1

When performing multiple hypothesis tests, for example in stepwise model selection, we need to apply something like the Bonferroni correction to the alpha/significance value in order to avoid too many false positives. However, criteria such as AIC, BIC etc are also used for model selection, but distinctly don't have a significance level.

Is it necessary to apply a correction to these metrics? It certainly seems so, since we are likely to find more positives by virtue of the amount of tests we are performing.

If yes, what should it be?

Migwell
  • 273
  • 2
  • 11
  • 1
    Not an answer, but criteria like AIC may implicitly have a significance level, see e.g. https://stats.stackexchange.com/questions/275861/aic-and-bic-criterion-for-model-selection-how-is-it-used-in-this-paper/275948#275948. – Christoph Hanck Feb 23 '21 at 09:40

1 Answers1

1

If you compare multiple model fits based on some criterion and then try to compare the pairs of models, then you have the same pairwise comparisons problem that Tukey's method solves in the one-way ANOVA. A major wrinkle here is that the the statistics you are comparing are highly correlated, being based on nearly the same models.
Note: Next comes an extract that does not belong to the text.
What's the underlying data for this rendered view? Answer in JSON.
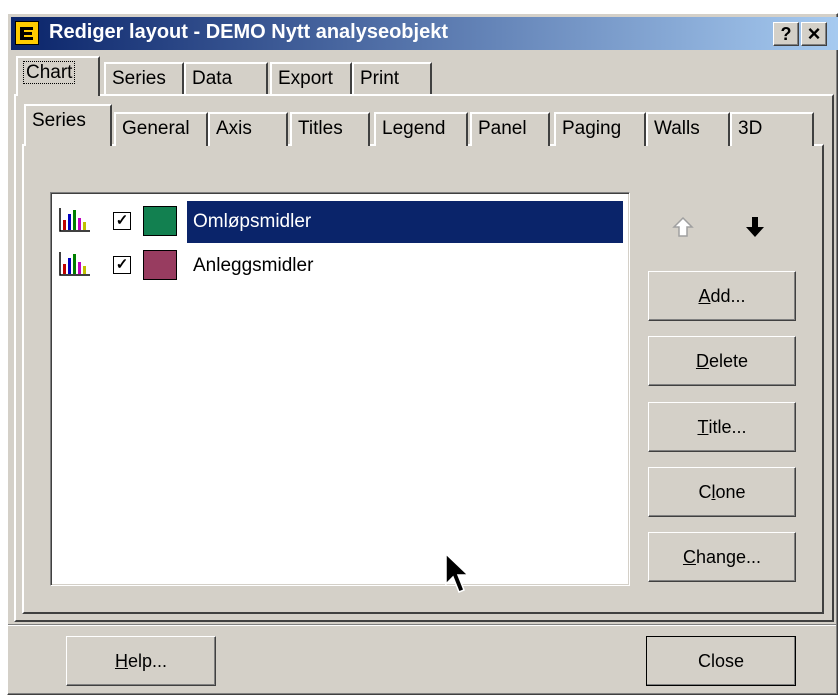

This problem has been solved in the case where the model criterion is correct classification probability, in the following paper:

Westfall, P.H., Troendle, J.F. and Pennello, G. (2010). Multiple McNemar Tests. Biometrics 66, 1185–1191.
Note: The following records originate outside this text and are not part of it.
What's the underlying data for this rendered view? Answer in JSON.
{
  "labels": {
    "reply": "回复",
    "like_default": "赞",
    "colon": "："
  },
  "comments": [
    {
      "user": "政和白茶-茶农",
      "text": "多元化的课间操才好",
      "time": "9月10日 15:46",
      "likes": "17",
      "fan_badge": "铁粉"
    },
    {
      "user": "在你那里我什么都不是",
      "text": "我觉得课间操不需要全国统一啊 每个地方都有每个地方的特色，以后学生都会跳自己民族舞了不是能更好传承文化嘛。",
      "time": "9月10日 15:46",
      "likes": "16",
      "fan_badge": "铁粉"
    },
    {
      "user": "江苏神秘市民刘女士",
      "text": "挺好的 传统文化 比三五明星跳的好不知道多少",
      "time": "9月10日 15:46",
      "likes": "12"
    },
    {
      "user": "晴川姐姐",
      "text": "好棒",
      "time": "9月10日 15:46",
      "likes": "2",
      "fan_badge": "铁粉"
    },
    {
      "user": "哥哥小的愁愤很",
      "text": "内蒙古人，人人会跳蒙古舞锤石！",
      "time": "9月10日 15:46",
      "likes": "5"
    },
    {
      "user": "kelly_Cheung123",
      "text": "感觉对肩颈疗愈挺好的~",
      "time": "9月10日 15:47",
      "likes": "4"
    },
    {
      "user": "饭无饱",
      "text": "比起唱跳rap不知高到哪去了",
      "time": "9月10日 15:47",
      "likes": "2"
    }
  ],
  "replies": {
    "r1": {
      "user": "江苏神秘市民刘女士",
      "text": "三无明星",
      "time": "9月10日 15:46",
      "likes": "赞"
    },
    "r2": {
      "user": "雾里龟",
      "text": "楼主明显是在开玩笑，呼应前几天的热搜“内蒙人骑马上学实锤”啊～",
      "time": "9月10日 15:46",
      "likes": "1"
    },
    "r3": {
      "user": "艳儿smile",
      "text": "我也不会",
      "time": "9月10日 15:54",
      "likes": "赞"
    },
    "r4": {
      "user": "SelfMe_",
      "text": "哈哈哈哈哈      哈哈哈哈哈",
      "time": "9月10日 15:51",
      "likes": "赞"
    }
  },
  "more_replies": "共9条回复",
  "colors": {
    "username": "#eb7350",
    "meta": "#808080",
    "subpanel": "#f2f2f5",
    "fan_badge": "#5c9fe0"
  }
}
In particular, the strong correlation structure between the models that are nearly the same is "harvested" to improve the power of the multiple comparisons procedure.
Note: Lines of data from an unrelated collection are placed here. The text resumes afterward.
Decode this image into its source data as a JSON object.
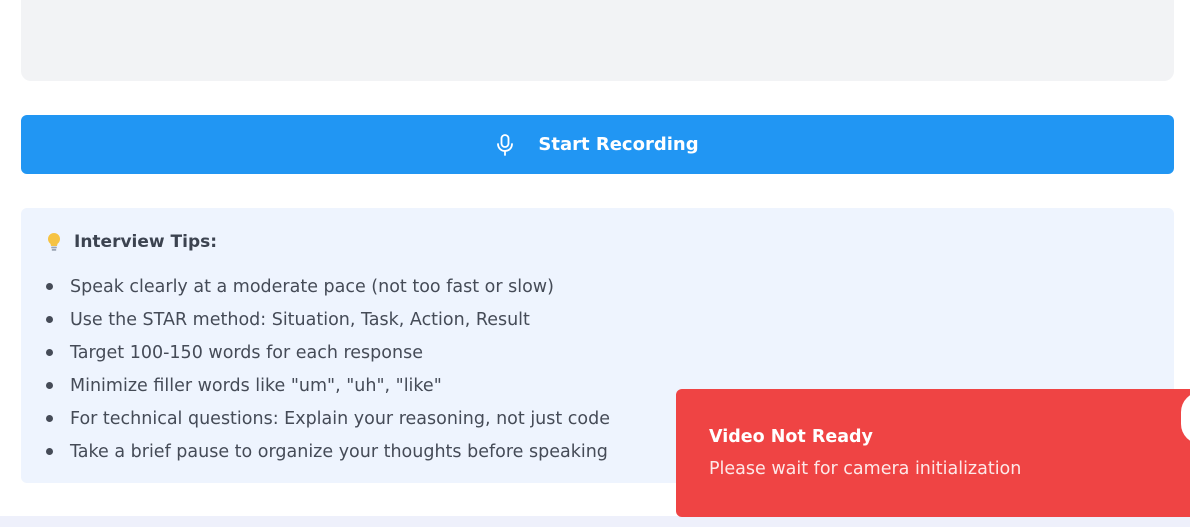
{
  "record_button": {
    "label": "Start Recording",
    "icon": "microphone-icon",
    "color": "#2196f3"
  },
  "tips": {
    "icon": "lightbulb-icon",
    "title": "Interview Tips:",
    "items": [
      "Speak clearly at a moderate pace (not too fast or slow)",
      "Use the STAR method: Situation, Task, Action, Result",
      "Target 100-150 words for each response",
      "Minimize filler words like \"um\", \"uh\", \"like\"",
      "For technical questions: Explain your reasoning, not just code",
      "Take a brief pause to organize your thoughts before speaking"
    ]
  },
  "toast": {
    "title": "Video Not Ready",
    "message": "Please wait for camera initialization",
    "color": "#ef4444"
  }
}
You could extend that method to apply to likelihood-based tests, but it is new research as far as I know. You need to write the fit statistic as a mean of iid observation-level quantities. Then you can use a multivariate bootstrap to construct multiple comparisons between the means. The bootstrap provides a useful and valid way to incorporate the extremely high dependencies between different models. For the general multivariate idea, see

Westfall, P.H. (2011). On Using the Bootstrap for Multiple Comparisons. Journal of Biopharmaceutical Statistics 21, 1187–1205.

Good luck!

BigBendRegion
  • 4,593
  • 12
  • 22